Dix cas de ce type seraient également survenus du côté ukrainien. Ils vont de la menace de violence à l'exécution. L'association SEMA Ukraine estime que le nombre de personnes touchées par la violence des CRSV russes est élevé.
"Ce n'est pas un documentaire dont les gens vont parler, beaucoup de gens préfèrent détourner le regard", a également déclaré l'ambassadeur ukrainien Oleksii Makeiev lors de l'événement. "Cette quête de la vérité", dans la communauté des femmes ukrainiennes, est pour lui "un élément de la résilience ukrainienne".
"Les Ukrainiens d'aujourd'hui peuvent être un bon exemple de la façon dont la société fonctionne, de la façon dont la démocratie est défendue et de ce que signifient précisément les valeurs européennes, qui sont à la base de notre conscience en Europe", a poursuivi le diplomate.

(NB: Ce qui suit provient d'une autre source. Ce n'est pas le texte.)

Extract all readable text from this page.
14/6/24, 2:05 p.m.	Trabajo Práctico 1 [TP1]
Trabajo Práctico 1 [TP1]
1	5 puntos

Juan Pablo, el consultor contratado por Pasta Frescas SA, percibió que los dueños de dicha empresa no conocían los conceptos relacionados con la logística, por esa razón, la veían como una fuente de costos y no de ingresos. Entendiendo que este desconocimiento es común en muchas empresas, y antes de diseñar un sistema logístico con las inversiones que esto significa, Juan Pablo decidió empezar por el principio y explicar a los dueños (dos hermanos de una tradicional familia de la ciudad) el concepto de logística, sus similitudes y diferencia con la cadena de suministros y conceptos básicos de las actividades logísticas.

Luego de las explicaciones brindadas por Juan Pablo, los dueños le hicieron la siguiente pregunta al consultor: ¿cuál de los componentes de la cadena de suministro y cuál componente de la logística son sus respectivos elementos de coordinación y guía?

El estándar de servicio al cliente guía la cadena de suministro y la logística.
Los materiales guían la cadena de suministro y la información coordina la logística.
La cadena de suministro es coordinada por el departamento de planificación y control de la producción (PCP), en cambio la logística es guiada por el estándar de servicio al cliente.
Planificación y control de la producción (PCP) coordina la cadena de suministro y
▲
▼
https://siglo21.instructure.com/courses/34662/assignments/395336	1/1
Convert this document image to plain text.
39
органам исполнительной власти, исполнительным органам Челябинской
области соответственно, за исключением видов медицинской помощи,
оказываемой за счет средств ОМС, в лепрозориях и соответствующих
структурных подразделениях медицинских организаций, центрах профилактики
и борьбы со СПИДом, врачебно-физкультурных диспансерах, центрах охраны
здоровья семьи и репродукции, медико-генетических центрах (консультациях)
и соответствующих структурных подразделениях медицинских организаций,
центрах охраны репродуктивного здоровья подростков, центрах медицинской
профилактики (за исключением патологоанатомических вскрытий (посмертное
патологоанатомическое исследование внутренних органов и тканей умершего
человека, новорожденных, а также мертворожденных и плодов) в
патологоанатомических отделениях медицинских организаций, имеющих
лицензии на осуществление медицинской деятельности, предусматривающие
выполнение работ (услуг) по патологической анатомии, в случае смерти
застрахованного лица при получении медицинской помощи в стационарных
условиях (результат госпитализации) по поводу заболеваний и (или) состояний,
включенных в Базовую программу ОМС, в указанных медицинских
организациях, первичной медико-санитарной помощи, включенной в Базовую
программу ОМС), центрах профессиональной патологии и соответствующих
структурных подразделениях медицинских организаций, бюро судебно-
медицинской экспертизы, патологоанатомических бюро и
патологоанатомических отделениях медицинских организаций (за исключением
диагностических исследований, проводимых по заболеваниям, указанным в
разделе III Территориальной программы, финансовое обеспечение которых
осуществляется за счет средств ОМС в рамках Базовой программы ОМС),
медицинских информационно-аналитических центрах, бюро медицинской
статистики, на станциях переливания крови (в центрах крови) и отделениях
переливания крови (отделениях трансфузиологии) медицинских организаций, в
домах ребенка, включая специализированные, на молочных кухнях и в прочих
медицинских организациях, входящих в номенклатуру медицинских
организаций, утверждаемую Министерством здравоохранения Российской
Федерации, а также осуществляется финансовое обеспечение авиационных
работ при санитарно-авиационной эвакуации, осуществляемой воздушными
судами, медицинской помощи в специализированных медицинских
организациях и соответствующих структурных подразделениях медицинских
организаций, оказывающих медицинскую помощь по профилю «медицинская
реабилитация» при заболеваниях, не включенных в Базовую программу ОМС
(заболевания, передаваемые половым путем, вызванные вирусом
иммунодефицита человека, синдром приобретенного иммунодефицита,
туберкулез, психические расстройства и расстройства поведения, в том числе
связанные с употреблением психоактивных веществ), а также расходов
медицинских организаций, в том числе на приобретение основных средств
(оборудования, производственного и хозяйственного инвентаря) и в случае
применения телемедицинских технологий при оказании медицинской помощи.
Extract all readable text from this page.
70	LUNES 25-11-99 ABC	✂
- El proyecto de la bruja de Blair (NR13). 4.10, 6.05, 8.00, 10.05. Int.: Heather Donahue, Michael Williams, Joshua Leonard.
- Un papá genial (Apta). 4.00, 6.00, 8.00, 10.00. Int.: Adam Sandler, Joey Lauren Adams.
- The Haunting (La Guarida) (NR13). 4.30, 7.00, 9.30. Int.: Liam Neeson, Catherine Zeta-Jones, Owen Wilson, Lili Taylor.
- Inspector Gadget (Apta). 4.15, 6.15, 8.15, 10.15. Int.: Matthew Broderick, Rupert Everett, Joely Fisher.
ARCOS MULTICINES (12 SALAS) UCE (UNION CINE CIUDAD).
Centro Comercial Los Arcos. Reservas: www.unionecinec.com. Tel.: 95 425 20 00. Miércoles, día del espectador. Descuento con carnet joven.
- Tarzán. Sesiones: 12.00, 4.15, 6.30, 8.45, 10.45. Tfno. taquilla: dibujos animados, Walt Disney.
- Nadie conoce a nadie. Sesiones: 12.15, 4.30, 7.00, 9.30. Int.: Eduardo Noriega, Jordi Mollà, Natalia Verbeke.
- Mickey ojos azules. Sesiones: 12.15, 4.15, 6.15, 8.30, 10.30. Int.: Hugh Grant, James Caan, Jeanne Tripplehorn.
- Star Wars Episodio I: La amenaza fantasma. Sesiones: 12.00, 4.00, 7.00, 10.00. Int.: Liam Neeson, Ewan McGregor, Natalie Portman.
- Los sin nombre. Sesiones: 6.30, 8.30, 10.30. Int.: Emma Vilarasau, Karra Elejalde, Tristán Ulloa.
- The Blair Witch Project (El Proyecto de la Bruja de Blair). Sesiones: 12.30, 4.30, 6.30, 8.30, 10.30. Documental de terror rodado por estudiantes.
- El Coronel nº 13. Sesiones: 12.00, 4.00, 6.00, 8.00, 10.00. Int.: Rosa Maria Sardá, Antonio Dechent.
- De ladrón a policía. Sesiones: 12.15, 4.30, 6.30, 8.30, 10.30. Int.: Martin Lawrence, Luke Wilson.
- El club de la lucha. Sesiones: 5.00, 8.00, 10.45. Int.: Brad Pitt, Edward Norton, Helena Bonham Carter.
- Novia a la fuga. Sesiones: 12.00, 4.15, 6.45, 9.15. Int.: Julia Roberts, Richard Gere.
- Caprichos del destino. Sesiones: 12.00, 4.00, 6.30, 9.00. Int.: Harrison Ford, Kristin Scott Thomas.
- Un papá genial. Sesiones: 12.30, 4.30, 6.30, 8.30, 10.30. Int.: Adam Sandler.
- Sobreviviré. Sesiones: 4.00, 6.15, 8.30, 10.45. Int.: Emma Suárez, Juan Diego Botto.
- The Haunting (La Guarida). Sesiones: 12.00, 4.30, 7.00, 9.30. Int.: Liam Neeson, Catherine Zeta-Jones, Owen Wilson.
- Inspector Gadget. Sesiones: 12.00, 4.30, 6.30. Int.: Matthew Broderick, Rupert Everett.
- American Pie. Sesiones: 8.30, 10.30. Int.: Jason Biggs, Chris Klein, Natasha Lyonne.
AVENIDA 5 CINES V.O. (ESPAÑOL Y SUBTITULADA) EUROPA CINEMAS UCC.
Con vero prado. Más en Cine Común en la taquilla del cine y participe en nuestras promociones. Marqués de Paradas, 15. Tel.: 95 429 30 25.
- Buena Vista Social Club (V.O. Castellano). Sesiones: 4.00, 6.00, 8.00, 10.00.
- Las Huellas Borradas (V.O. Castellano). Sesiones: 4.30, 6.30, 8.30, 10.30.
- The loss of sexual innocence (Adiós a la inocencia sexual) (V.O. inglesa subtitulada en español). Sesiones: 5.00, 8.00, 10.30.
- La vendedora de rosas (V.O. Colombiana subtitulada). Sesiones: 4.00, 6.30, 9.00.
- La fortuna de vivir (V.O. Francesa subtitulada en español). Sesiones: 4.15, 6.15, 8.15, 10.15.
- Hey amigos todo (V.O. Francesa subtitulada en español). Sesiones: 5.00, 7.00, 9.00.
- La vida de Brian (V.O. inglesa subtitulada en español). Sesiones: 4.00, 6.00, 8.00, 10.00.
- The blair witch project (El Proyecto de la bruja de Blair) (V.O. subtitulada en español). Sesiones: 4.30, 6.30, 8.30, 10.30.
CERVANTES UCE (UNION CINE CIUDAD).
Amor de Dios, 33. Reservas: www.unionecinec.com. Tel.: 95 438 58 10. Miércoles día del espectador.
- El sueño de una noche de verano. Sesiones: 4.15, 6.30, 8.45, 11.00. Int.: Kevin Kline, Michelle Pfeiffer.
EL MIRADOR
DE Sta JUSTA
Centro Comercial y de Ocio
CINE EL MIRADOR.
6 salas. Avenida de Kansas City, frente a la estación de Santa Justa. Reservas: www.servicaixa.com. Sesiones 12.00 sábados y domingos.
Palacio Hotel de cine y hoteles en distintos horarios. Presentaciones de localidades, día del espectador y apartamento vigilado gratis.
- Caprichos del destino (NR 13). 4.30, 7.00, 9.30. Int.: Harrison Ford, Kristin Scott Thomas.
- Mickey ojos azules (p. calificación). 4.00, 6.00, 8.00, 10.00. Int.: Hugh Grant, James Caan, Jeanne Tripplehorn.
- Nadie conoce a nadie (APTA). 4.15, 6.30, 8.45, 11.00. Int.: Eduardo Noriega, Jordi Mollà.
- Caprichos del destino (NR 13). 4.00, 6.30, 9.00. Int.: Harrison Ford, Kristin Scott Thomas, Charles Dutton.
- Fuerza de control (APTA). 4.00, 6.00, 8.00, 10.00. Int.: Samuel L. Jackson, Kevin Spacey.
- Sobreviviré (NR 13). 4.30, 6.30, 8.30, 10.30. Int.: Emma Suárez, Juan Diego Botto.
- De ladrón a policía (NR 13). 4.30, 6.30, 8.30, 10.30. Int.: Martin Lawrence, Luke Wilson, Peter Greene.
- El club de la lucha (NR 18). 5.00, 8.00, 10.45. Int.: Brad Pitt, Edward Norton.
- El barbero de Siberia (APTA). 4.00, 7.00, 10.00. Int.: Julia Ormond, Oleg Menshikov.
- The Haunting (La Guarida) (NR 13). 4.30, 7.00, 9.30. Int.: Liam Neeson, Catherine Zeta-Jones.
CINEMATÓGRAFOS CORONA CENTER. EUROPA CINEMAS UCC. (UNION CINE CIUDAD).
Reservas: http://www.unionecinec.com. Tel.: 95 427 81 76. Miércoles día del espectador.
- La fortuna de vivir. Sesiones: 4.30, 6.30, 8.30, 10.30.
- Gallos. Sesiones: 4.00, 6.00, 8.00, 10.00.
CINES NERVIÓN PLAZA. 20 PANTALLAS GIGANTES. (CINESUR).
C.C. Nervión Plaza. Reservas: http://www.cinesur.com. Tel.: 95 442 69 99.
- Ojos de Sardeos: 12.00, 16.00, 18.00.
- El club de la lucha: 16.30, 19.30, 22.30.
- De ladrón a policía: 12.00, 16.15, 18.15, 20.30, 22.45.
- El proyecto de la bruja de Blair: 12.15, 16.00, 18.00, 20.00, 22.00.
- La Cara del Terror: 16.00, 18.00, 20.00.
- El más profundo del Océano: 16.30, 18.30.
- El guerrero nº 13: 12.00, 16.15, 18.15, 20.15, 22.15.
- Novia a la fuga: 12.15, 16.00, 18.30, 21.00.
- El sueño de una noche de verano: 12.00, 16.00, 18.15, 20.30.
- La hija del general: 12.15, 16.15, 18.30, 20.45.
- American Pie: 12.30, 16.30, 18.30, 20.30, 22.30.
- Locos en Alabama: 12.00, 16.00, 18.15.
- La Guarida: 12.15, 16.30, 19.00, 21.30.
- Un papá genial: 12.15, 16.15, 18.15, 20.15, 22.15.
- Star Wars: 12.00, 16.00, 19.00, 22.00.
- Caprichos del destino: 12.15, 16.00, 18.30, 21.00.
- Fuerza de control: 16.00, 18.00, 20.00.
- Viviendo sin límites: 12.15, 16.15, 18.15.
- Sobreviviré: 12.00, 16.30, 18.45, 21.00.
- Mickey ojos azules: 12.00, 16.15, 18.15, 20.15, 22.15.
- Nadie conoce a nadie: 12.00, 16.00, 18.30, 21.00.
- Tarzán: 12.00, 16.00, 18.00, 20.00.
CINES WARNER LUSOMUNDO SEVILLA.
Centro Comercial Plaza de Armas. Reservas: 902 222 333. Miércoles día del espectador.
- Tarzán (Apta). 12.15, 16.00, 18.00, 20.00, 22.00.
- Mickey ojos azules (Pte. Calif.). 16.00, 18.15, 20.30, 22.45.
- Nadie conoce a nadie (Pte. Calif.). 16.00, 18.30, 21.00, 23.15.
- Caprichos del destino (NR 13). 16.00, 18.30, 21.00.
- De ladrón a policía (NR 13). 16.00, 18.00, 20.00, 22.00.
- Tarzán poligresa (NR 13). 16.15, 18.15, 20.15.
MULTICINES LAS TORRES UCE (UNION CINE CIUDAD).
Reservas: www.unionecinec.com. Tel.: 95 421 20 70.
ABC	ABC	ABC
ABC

Tant lors de la première mondiale du film que lors de la présentation de la campagne à l'ambassade d'Ukraine, il est resté à la fin un sentiment d'espoir et de force. La manière dont les femmes se sont mutuellement tirées de leurs souvenirs cruels et se retrouvent épaule contre épaule sur les scènes de Berlin montre également la force créatrice qui en a résulté. Elles considèrent leurs voix comme une épée contre les actes de violence des soldats russes.